Cyberpunk Board Game
Last updated 6 months ago
Often I say the mechanics of a game have to really eccentuate the theme. “fantasy” or “sci-fi” can’t just be tacked on without considering how it might be conveyed through the underlying mechanics. Yet thinking through the games I play, Terraforming Mars, Lords of Waterdeep, Roborally, Scythe… there’s history, fantasy, and futuristic, but never, in all my years, have I ever played a really good “cyberpunk” board game. What would make a board game feel cyberpunk? slinking about the undercity, hacking into corporate mainframes, installing personal augmentations.
There is one cyberpunk game I’ve played but it was a deckbuilder, and I’m rarely very impressed by deckbuilders. I want something deeper, full of strategy, and balancing the two worlds of physical and digital.
Two worlds
I’d like to explore the idea of the digital and physical realms being two interconnected worlds. And what does “hacking” look like in a board game?
Each game, your “neighbourhood” could be built up of a random set of building cards. Thinking worker-tile placement style here. On the backs of the building cards will be a hexagonal grid, and the unused buildings are used face-down to create the play-space of the digital realm.

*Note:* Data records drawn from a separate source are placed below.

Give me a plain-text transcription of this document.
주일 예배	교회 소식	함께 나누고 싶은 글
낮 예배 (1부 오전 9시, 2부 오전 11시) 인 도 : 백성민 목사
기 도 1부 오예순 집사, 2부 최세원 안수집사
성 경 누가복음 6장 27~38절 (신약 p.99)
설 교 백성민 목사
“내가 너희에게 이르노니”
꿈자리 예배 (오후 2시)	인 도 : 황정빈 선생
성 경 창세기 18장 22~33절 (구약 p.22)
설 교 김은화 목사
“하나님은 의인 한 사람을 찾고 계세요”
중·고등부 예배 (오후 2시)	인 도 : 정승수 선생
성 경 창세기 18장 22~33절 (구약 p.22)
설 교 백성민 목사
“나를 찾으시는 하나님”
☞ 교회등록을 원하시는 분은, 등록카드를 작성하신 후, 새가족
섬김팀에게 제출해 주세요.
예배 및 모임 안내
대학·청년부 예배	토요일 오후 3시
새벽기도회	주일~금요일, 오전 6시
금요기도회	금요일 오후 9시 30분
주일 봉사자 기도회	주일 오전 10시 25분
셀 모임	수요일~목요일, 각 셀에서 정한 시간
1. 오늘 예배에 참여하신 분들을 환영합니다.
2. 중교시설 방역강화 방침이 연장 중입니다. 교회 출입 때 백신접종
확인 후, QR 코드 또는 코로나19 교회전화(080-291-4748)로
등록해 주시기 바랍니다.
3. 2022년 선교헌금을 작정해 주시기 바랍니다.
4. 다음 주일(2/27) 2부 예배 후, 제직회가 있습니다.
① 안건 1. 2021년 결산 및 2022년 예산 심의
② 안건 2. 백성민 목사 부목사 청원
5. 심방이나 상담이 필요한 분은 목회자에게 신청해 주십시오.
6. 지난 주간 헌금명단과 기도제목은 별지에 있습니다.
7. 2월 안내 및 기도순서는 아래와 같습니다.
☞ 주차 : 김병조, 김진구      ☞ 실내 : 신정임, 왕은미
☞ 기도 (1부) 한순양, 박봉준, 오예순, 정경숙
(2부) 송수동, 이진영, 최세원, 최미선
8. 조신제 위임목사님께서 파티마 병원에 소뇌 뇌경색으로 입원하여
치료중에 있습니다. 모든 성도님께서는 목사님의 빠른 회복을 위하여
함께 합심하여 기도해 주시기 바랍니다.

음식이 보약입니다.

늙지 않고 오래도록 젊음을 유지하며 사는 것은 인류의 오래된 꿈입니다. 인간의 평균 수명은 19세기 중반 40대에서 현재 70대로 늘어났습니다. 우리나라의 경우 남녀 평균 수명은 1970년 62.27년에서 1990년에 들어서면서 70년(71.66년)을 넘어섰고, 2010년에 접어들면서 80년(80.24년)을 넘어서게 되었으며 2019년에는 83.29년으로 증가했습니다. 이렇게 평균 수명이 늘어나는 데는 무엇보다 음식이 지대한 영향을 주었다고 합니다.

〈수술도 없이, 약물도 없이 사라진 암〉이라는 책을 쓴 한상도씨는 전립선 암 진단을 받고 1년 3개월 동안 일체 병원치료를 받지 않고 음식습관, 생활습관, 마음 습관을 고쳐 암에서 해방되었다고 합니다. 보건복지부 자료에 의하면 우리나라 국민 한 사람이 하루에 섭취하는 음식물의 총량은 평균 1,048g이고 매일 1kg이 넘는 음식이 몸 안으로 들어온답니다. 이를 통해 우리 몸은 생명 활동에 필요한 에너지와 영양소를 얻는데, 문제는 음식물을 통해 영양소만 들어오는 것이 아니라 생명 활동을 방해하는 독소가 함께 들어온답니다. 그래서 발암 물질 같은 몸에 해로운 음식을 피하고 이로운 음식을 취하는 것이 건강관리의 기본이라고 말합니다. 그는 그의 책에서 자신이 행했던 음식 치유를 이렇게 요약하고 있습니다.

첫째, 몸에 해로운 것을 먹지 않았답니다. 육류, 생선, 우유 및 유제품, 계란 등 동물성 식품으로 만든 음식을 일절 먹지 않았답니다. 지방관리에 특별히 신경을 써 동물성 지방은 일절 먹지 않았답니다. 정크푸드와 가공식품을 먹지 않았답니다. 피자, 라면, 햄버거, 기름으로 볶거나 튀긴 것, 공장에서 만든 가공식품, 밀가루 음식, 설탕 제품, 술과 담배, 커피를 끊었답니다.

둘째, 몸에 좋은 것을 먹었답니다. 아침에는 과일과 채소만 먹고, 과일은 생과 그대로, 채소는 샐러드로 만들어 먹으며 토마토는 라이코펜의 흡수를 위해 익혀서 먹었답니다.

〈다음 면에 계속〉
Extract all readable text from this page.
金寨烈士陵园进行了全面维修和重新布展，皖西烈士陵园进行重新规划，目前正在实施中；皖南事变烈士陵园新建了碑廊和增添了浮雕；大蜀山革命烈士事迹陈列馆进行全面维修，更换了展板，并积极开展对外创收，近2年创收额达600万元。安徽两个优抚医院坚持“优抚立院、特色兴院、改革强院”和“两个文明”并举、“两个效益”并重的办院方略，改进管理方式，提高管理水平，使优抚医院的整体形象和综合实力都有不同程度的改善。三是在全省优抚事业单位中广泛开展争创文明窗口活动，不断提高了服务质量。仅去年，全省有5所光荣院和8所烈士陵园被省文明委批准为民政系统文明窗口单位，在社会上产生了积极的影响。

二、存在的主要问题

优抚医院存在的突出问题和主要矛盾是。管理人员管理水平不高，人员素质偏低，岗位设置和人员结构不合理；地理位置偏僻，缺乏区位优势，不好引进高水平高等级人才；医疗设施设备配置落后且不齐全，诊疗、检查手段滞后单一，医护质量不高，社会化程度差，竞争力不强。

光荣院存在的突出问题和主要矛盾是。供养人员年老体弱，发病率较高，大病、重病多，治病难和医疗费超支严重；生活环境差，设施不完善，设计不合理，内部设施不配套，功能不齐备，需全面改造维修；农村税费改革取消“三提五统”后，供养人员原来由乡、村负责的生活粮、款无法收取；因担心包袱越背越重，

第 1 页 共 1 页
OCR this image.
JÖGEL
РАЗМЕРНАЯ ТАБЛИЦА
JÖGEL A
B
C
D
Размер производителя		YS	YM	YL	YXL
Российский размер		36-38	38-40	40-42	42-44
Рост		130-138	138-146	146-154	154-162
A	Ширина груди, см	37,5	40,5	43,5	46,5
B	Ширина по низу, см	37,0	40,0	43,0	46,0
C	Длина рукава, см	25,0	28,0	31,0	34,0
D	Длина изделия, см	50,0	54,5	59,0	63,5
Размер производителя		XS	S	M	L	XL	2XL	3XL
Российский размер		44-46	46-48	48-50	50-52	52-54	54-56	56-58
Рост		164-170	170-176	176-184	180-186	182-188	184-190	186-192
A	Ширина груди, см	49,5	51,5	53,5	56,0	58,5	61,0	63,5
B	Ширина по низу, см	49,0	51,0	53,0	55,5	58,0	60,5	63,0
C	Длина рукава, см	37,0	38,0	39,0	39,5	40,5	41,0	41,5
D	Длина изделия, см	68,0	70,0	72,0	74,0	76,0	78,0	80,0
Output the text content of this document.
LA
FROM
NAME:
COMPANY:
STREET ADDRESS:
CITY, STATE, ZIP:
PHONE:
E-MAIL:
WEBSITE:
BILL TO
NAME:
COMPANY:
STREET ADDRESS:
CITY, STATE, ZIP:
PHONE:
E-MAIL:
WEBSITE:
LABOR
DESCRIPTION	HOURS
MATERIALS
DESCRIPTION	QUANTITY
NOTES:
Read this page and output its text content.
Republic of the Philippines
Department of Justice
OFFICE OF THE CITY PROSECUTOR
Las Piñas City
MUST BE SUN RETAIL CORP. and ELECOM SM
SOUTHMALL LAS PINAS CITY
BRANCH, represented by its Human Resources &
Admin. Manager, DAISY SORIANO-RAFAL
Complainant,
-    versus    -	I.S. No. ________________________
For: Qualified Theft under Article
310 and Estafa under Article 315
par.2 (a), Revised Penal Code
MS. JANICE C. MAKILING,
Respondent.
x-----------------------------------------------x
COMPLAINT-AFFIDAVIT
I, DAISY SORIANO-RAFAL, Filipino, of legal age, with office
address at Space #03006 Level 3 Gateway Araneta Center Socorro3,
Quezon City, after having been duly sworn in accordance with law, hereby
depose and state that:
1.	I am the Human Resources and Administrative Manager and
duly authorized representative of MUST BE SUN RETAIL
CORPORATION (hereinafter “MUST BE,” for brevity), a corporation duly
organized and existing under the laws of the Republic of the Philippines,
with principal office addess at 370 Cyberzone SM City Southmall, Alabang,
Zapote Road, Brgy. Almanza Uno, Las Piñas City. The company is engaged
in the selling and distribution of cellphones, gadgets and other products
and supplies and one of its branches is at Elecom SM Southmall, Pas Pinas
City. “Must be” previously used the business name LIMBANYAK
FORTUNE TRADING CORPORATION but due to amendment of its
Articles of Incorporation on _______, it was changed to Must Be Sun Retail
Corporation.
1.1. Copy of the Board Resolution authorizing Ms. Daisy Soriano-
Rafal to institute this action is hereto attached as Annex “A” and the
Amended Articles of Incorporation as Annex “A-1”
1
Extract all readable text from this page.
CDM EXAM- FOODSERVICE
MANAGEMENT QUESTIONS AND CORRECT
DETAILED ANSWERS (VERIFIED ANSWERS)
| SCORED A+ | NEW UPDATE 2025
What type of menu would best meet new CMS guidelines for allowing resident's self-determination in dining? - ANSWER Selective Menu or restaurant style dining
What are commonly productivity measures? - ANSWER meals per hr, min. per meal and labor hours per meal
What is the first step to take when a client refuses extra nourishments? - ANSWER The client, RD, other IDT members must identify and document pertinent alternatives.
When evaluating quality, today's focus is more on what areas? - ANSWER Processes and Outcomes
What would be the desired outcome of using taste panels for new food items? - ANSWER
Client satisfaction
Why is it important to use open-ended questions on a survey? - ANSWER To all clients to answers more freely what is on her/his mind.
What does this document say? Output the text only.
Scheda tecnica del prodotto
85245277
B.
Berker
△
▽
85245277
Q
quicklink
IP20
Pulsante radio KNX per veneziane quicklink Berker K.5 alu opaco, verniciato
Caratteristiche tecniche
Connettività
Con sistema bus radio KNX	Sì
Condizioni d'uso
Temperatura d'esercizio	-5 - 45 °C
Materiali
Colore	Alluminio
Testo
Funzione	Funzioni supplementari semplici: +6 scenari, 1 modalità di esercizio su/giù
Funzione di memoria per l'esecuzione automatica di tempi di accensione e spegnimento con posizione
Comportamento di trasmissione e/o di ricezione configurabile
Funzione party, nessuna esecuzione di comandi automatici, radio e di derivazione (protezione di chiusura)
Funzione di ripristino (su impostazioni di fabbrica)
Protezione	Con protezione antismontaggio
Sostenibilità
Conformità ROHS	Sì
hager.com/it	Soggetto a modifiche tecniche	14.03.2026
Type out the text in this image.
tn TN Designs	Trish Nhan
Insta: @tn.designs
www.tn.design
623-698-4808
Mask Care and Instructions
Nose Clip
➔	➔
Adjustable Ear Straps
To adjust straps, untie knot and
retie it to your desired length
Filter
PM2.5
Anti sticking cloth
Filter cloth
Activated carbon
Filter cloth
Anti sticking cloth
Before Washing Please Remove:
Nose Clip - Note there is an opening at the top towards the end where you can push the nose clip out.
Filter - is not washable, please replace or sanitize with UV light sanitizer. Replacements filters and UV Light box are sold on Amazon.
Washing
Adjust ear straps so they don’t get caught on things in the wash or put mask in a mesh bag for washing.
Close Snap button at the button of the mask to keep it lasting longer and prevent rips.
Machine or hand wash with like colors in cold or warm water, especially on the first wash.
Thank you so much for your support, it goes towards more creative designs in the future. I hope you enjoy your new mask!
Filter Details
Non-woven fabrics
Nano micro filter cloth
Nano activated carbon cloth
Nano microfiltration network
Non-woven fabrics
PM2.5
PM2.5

Following the metaphors of “interconnected” (internet) and “information highways” I imagine the digital board is populated with hexagonal tiles with lines/curves connecting them in different ways, possibly with different colors of lines. In order to “hack” you must create a continuous line from one jack-in terminal to your target.
The skill and strategy of hacking comes in manipulating the digital realm, placing new tiles, locking existing ones, placing traps, etc.
Gangs, Corporations, Hackers
A city full of denizens of all sorts. From shadowy figures in alleyway to menacing corporate towers, and gangs that roam the streets at nights. You can choose to play as any of them, the big or the small— be a team of hackers teamed up against the corporation, or all play corporations vying for control of the city.
Problems
One challenge of designing a cyberpunk-themed game is the depth and complexity required of the world. There is a fine balance between too little content and possibilities and feeling shallow, surface-level, and then the other end of stuffing so much content into the game that it feels mashed up and haphazard. As with all design, the goal is to create a simple set of mechanics that not only bring about great complexity and strategy but that also eccentuate the cyberpunk themes of disparity and techno-grunge.
Ideas
After sifting through ideas above, I feel perhaps a list format might be better suited for brainstorming the sorts of possibilities which could be used, combined, or repurposed into what may someday become this cyberpunk board game.
I’ll start by rehashing some of the ideas I’ve already covered:
- Worker-placement building cards, randomly placed to lay out your “neighbourhood” each game
- Hexagonal tiles w/ lines that connect, hacking and manipulating digital realm involves placing, moving, rotating these tiles and “jacking in” through terminals
- Would be neat if you could choose to play as either a hacker or a corporation— some games could be 3 hackers vs. 1 corporation, other games could be all corporations vying for control of the city
- What are the key resources in a cyberpunk world? other than money I might consider information (hackable) and influence (societal)
- Perhaps there could be confrontations in the physical world— maybe
if you try to take the same worker-placement slot as someone else?
- This could lead to a potential battle-royale-like situation, if you recruit more agents or the buildings get destroyed through events, etc. then it could force you to make confrontations in the physical world as you’re literally running out of space
- Augmentations
- Military grade cyberoptics
- Buildings
- Ramen bar
- Net cafe
- Black Market Pharmacy
- Arcade / Gambling den
- Infobroker
- Pawn shop
- Computer Repair Shop
- Casino
- Street doc
- Corporate HQ
- Body shop (augmentations)
- …
- Imagine if everybody had different goals for winning… You have to constantly be second-guessing intentions, trying to figure out information that might lead you to discover what each-others goals are in-order to get in each other’s way. It would amplify this sort of indirect conflict, especially near the beginning, an ambient tension of not knowing and just slinking around doing your own thing. Could work pretty well.
- Would there be any presence of police? crackdowns? gangs? even corporate goons or assassins?